Along with an entertainment career including top-five country hits in each of the past five decades, half a dozen movies, more than 3000 songs, a themepark complex, a production company, the title of Queen of Country Music, and the respect of most everyone who’s ever worked with her.
Dolly also has a long history of supporting the gay community ranging from simple statements of inclusion (“they accept me and I accept them“) to endorsement of issues, projects with LGBT themes, support for AIDS causes, and perhaps most importantly to being the voice of comfort and love to gay kids growing up in the Bible Belt.
So when I heard that a lesbian couple accused a themepark owned by Parton of being insensitive to gay couples, I dismissed it as a misunderstanding.

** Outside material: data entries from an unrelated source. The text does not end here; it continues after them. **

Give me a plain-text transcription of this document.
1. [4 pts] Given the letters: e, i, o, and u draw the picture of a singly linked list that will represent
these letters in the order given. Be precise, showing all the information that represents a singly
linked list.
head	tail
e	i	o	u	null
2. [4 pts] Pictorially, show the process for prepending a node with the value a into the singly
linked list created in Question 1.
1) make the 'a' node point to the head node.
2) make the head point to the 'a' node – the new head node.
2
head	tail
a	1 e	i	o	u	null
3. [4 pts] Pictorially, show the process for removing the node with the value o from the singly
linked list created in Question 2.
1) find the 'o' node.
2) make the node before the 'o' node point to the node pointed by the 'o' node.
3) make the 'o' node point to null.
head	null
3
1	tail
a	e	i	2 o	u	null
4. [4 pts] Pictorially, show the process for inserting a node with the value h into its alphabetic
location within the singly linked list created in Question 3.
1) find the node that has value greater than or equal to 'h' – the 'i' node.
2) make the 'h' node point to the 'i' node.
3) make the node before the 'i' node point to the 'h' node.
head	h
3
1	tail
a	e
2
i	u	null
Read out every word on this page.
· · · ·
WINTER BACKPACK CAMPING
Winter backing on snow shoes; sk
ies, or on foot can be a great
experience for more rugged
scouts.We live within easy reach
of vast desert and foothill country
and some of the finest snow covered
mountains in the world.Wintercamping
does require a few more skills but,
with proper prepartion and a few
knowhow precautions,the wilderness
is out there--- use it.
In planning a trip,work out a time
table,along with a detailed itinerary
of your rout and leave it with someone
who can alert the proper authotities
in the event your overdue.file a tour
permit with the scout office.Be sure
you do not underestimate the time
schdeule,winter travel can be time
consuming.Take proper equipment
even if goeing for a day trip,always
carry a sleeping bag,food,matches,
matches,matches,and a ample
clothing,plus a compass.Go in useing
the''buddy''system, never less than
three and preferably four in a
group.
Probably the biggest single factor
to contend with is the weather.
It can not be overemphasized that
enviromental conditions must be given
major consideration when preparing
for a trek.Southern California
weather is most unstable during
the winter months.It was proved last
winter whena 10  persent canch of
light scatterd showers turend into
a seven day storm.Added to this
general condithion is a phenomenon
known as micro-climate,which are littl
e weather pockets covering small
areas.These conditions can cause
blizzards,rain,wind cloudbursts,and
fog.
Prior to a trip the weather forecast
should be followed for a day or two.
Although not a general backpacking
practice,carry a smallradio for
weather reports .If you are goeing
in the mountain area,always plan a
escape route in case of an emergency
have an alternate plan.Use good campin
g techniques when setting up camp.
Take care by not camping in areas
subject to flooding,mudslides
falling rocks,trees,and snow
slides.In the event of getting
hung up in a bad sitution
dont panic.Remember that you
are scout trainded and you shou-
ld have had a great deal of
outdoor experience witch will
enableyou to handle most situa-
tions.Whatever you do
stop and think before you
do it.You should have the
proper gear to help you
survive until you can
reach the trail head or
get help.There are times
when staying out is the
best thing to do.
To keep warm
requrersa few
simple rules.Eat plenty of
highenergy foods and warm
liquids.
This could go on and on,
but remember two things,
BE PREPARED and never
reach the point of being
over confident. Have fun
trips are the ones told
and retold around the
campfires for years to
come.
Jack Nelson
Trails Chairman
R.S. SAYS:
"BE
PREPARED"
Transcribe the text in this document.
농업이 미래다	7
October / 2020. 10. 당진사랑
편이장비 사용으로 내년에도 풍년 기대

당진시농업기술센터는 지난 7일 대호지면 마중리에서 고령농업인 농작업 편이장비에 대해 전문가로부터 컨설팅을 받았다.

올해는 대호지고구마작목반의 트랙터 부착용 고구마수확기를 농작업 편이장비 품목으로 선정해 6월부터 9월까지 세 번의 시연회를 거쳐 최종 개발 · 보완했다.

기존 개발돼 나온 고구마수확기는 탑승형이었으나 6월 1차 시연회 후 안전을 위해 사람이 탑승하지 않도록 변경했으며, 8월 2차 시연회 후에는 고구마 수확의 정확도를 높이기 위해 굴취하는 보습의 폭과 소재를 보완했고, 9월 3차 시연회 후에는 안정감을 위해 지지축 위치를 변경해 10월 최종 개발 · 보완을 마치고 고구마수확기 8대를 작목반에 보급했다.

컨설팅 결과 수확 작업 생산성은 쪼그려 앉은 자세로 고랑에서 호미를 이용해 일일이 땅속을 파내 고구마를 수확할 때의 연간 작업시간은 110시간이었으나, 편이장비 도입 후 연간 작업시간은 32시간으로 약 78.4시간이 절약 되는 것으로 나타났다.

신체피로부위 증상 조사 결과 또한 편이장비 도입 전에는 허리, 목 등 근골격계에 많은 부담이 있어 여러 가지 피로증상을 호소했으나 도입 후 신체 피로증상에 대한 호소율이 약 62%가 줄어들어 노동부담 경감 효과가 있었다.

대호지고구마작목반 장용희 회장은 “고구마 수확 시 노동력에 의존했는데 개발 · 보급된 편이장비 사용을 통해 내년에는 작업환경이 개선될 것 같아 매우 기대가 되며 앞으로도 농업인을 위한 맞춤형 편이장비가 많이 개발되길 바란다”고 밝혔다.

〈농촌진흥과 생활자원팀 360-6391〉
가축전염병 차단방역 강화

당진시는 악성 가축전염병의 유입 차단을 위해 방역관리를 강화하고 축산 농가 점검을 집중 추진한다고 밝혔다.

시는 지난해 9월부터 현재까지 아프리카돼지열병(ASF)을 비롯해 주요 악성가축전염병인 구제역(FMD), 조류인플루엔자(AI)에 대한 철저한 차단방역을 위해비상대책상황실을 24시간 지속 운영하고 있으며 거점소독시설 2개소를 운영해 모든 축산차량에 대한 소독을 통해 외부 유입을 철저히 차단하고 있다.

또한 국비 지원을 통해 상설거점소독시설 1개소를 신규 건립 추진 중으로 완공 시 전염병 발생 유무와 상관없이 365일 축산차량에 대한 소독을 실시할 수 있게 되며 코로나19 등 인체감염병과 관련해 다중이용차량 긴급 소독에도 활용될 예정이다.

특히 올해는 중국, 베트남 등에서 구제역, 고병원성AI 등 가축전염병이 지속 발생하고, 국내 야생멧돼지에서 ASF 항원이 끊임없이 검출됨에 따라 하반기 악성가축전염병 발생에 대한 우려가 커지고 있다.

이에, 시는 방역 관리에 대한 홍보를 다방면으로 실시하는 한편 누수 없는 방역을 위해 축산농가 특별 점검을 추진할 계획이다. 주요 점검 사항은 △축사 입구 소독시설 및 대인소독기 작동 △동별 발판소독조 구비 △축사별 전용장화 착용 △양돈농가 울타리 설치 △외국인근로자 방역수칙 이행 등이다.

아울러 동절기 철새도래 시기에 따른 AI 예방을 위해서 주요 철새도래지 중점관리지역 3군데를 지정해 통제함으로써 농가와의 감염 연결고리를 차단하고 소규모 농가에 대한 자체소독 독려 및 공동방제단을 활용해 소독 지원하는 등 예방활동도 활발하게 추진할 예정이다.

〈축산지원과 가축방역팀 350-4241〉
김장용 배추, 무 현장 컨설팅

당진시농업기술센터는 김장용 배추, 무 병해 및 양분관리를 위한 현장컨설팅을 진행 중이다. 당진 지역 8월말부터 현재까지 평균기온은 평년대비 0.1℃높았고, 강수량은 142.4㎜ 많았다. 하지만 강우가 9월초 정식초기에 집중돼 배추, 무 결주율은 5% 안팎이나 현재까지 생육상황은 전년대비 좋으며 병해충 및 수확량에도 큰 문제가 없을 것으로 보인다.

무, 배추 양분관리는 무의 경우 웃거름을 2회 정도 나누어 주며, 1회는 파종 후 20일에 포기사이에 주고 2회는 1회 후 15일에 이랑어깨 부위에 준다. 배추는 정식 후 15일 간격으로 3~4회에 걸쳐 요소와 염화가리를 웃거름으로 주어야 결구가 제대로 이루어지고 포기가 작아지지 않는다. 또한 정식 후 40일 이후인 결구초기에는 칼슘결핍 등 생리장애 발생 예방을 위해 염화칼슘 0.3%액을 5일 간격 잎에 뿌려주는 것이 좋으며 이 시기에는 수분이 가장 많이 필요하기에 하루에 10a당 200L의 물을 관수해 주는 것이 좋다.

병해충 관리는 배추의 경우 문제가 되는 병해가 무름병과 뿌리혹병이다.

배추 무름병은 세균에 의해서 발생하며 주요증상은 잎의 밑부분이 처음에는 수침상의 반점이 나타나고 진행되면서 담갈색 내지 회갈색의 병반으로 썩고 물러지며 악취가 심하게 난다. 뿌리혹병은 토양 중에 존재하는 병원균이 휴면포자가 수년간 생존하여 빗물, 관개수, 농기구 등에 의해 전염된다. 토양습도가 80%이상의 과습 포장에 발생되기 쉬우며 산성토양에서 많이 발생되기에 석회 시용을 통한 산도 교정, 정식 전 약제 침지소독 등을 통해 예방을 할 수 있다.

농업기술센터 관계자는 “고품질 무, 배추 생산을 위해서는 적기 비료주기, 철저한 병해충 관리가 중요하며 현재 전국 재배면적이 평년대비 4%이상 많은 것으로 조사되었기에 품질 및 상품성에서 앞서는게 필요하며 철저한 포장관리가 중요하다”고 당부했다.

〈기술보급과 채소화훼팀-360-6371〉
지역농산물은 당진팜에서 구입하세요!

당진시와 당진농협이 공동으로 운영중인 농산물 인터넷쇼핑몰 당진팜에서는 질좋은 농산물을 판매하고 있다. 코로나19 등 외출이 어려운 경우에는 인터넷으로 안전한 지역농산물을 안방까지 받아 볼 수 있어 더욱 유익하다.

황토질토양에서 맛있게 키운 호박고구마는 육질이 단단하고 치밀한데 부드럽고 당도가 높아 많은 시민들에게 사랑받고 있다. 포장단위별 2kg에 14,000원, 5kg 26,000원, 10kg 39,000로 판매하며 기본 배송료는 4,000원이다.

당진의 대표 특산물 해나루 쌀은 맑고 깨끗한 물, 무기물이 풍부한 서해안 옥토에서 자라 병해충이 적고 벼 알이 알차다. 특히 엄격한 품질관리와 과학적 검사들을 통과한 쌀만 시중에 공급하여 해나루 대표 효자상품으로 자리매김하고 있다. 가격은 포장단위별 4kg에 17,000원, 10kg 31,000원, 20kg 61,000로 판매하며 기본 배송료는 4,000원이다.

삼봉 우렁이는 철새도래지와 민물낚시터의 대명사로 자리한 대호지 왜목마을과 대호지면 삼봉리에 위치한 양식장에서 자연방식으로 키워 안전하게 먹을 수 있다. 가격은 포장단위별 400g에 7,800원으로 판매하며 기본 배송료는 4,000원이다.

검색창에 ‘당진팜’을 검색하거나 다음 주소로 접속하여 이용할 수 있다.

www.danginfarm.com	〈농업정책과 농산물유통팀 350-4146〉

On July 9, Olivier Odom and Jennifer Tipton attended Dollywood Splash Country with two children. But the ticket agent requested that Odem turn her shirt inside out so that the slogan “Marriage is so gay” not offend other customers. He noted that Dollywood is a “family park”.
And the Dollywood complex does have a “family” dress code which restricts slogans:
To preserve our family atmosphere proper clothing is required including shirts and shoes (sandals or flip-flops are acceptable). Clothing with offensive words and/or pictures will not be permitted inside the park. Guests may not wear character type costumes on park.
For decades, the word “family” has been utilized as code for “no gays allowed.” Focus on the Family, the Family Research Council, American Family Institute, Family Values Coalition, and a host of other “family organizations” have all used the slur “anti-family” to tell the world that LGBT people are not only unwholesome and dangerous but an enemy of home, hearth, and protection of children. And even secular use such as “family programming” or “family counseling” has at times defined family in ways that exclude LGBT people.
Which makes Dolly Parton’s response to the issue even more interesting:
I am truly sorry for the hurt or embarrassment regarding the gay and lesbian t-shirt incident at Dollywood’s Splash Country recently. Everyone knows of my personal support of the gay and lesbian community. Dollywood is a family park and all families are welcome. I am looking further into the incident and hope and believe it was more policy than insensitivity. I am very sorry it happened at all.
This is the appropriate response: owning responsibility, reassuring the community, and promising further review. A well crafted apology.
But there in the middle is a seemingly innocuous sentence that sets an entire industry of anti-gay activism on its ear. Lesbian couples are not welcomed as some exception to the family image, but because the Dollywood definition of “family park” already welcomes them. This is a revolutionary statement for Bible Belt mentality.
Dollywood is careful that it’s image is not like some amusement parks which seem to cater to vulgarity and crassness. No, Dollywood is a safe place designed for the family. It’s wholesome and unoffensive and protective of the innocence of children, so naturally it’s where gay families belong. Because gay people are part of what Dolly calls “family“.
And this casual presumption of inclusion in Pigeon Forge, Tennessee, is what makes Dolly Parton a particularly effective ally and a truly wonderful person.